1L’immersion dans un univers authentique

Ikea a créé la surprise cet été : le géant de l’ameublement a annoncé réfléchir à la fin de son emblématique parcours fléché en magasin. L’enseigne expérimente en Europe et en Chine de nouveaux aménagements visant à ne plus contraindre les clients dans leurs cheminements. À la place, Ikea veut offrir « une expérience plus immersive ». Elle devrait notamment se traduire par le développement d’ateliers à l’intérieur des magasins. Avec un thème majeur : la promotion d’un mode de vie plus durable, au cœur de l’engagement écoresponsable que revendique l’enseigne. Ikea imagine des ateliers dédiés aux économies d’énergie, à la réparation d’objets, à la cuisine sans déchet, au rôle des plantes d’intérieur…

« Pour faire revenir les gens il faut raconter une histoire plus riche qu’avant, sortir de la fadeur, avoir un contenu de marque fort », fait valoir dans L’Officiel de la Franchise Cédric Ducrocq, Président du cabinet de consulting retail Diamart Group. Les magasins qui se dessinent aujourd’hui se veulent ainsi plus immersifs. Ils proposent non plus uniquement des mètres carrés de vente mais aussi « des m2 relationnels », selon l’expression de Yann Mignot, Directeur de création de l’agence de design Saguez & Partners. « Les gens en ont assez d’être devant leur écran. Ils ont besoin de sortir et de revivre des expériences vraies, authentiques, développe-t-il dans l’interview qu’il nous a accordée. Les marques ont, elles, besoin de créer des lieux qui véhiculent leurs valeurs. »

Le mouvement est global. Au printemps, Migros, le leader de la distribution suisse, a inauguré un supermarché d’un nouveau genre, entremêlant vente de produits, restauration et événements (photo ci-dessus). Ce magasin sur deux étages se veut « un lieu de rencontre de la culture alimentaire, où l’on peut faire du shopping, passer du temps et s’attarder », relate LSA. En plus de 9 stands de restauration, il propose un « Food Lab » où sont organisés événements et cours de cuisine, une scène mobile pour des concerts, des pop-up stores… « Les magasins ne sont plus uniquement des lieux de vente, mais des lieux de relations », pointe Yann Mignot.

Pour véritablement immerger les consommateurs dans son univers, le parfumeur Fragonard vient d’ouvrir, dans le cœur historique d’Arles, une maison d’hôtes couplée à une boutique. Six chambres de 150 à 300 euros la nuit, précise Marie Claire, y sont proposées à ceux qui veulent partager l’univers de cette PME familiale.

2L’ancrage dans la vie de quartier 

D’après une étude publiée cet été, près d’un consommateur français sur deux achète plus dans les petits commerces depuis le premier confinement. Cet engouement pour la proximité s’explique par l’envie de soutenir une économie locale (60 % des personnes interrogées) et par le sentiment de se sentir désormais plus en phase avec les commerces de petite taille (53 %).
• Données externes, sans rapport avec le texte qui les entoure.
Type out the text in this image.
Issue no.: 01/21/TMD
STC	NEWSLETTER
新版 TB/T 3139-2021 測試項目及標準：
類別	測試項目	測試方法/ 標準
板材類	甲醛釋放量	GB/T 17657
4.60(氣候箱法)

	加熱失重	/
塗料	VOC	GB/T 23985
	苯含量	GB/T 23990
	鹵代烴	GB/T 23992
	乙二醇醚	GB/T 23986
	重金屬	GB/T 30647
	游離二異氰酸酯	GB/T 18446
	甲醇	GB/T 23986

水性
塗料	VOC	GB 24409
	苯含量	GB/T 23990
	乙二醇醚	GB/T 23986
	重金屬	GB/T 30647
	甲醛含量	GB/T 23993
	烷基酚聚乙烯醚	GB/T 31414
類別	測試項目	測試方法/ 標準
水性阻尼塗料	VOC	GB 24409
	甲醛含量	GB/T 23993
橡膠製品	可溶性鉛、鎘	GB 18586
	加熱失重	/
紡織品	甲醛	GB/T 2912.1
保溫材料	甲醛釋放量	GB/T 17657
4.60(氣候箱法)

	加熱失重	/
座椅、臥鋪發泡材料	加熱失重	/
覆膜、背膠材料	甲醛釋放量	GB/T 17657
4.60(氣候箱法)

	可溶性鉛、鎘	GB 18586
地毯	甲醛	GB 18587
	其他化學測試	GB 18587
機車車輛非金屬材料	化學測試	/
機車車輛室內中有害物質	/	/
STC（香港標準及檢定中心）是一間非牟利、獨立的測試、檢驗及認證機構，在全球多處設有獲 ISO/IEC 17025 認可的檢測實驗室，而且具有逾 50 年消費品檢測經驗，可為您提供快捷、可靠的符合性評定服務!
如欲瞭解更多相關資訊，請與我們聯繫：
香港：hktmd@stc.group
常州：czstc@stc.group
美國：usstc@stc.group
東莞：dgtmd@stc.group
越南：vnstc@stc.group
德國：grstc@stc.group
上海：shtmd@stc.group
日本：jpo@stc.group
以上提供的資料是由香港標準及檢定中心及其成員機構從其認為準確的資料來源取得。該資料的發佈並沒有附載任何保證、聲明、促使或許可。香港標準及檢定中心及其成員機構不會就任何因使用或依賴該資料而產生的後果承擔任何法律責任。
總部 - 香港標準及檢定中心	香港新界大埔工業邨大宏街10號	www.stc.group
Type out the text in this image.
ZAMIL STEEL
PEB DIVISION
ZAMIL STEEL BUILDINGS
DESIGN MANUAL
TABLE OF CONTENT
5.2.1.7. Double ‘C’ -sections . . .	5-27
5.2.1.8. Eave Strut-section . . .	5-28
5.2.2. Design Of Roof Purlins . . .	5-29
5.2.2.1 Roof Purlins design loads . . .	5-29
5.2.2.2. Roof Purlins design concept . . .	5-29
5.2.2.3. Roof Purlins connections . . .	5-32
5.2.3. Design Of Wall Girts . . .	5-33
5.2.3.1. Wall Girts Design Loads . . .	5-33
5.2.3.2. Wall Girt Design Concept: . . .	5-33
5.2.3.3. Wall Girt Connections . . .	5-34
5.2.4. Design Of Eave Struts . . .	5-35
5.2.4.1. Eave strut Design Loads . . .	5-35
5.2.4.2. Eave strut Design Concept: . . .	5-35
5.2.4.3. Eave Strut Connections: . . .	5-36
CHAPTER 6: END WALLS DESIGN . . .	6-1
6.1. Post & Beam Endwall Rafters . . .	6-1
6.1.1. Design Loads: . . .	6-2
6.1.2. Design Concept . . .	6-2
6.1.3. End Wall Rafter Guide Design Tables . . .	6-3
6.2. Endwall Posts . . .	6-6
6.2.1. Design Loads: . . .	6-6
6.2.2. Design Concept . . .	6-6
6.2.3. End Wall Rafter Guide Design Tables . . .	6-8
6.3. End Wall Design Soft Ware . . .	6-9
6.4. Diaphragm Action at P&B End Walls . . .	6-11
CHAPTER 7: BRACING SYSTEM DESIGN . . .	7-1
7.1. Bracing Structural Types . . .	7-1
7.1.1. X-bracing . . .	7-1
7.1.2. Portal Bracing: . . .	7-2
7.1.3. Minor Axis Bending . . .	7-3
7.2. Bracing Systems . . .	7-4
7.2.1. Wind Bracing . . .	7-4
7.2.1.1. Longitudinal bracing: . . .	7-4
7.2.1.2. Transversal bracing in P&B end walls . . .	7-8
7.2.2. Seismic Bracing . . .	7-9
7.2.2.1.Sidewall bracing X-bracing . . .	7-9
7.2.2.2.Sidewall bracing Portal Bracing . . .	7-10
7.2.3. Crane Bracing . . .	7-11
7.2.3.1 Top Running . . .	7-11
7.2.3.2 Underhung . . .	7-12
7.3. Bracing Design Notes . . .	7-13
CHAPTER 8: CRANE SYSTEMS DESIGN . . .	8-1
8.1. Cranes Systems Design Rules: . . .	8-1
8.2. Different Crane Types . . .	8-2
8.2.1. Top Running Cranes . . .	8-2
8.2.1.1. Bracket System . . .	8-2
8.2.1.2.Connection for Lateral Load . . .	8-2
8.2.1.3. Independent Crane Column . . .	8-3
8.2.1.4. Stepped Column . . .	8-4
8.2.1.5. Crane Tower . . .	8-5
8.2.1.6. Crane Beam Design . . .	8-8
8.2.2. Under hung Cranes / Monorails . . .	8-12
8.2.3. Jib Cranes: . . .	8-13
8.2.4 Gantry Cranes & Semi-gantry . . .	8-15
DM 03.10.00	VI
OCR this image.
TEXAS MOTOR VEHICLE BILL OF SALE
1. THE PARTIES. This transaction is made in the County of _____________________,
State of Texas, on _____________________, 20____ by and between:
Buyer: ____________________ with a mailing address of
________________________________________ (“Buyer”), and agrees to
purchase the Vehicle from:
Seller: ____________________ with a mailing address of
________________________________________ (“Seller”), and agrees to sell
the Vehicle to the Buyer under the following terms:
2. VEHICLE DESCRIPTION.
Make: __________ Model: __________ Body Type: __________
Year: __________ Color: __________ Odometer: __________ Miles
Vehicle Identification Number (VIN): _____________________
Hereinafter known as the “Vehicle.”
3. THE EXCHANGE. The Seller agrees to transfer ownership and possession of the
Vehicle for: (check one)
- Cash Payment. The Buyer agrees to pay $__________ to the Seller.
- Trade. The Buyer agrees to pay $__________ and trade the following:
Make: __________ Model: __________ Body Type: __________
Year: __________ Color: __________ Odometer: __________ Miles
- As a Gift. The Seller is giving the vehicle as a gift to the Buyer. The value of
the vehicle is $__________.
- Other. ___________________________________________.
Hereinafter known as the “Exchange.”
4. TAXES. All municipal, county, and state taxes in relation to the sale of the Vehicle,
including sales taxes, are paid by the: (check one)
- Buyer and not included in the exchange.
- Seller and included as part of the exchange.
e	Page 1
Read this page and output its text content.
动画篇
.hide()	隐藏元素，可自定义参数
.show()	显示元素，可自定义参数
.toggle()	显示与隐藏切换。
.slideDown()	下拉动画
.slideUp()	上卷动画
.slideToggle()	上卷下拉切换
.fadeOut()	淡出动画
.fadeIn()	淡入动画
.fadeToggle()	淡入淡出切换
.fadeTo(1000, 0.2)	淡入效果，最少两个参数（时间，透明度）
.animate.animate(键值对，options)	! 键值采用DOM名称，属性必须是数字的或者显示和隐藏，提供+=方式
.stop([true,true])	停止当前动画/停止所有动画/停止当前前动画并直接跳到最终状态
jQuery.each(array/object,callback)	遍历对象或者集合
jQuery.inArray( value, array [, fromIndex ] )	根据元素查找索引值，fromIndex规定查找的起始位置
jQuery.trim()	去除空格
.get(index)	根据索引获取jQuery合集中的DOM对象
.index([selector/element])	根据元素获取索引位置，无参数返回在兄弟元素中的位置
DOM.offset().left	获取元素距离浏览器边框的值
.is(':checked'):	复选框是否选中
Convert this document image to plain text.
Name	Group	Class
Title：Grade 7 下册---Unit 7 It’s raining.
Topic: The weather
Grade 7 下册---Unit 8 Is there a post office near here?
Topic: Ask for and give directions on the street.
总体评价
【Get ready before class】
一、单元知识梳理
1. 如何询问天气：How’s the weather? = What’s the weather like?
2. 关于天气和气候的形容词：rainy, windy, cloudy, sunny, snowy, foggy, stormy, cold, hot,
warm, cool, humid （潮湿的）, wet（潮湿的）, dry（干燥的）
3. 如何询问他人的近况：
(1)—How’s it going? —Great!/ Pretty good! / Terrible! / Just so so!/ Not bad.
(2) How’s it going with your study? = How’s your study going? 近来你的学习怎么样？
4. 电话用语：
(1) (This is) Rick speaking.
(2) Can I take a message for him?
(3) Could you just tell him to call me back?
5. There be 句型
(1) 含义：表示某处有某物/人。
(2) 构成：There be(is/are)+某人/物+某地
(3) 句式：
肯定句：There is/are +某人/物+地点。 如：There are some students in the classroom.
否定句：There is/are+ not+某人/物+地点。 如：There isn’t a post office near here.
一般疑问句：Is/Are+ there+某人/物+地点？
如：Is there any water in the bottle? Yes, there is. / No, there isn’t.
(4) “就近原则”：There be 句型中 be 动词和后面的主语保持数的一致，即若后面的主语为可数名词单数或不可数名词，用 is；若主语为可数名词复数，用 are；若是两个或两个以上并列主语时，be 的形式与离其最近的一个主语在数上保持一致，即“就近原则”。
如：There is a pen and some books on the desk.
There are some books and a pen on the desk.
Le magasin ouvert par Boulanger dans le Vieux-Lille, rue Esquermoise, le 22 septembre dernier, illustre bien les différentes initiatives qui peuvent se mettre en place pour marquer son ancrage local. L’ambition de l’enseigne y est de devenir « un commerce incontournable du quartier », décrit Lille Actu. Plus petit qu’un Boulanger classique, le magasin a adapté son offre pour répondre aux besoins d’une clientèle urbaine. Il se distingue aussi par ses services pour faciliter le quotidien des consommateurs du quartier. Pour répondre à des besoins ponctuels, Boulanger Lille Esquermoise propose la location de courte durée pour des produits festifs (un appareil à raclette, une fontaine à chocolat…) et le prêt de petit outillage (perceuse, diable…). À l’étage, les équipiers d’un « bar à services » attendent les clients qui souhaitent un accompagnement dans l’utilisation d’un produit (smartphone, ordinateur, enceinte connectée…).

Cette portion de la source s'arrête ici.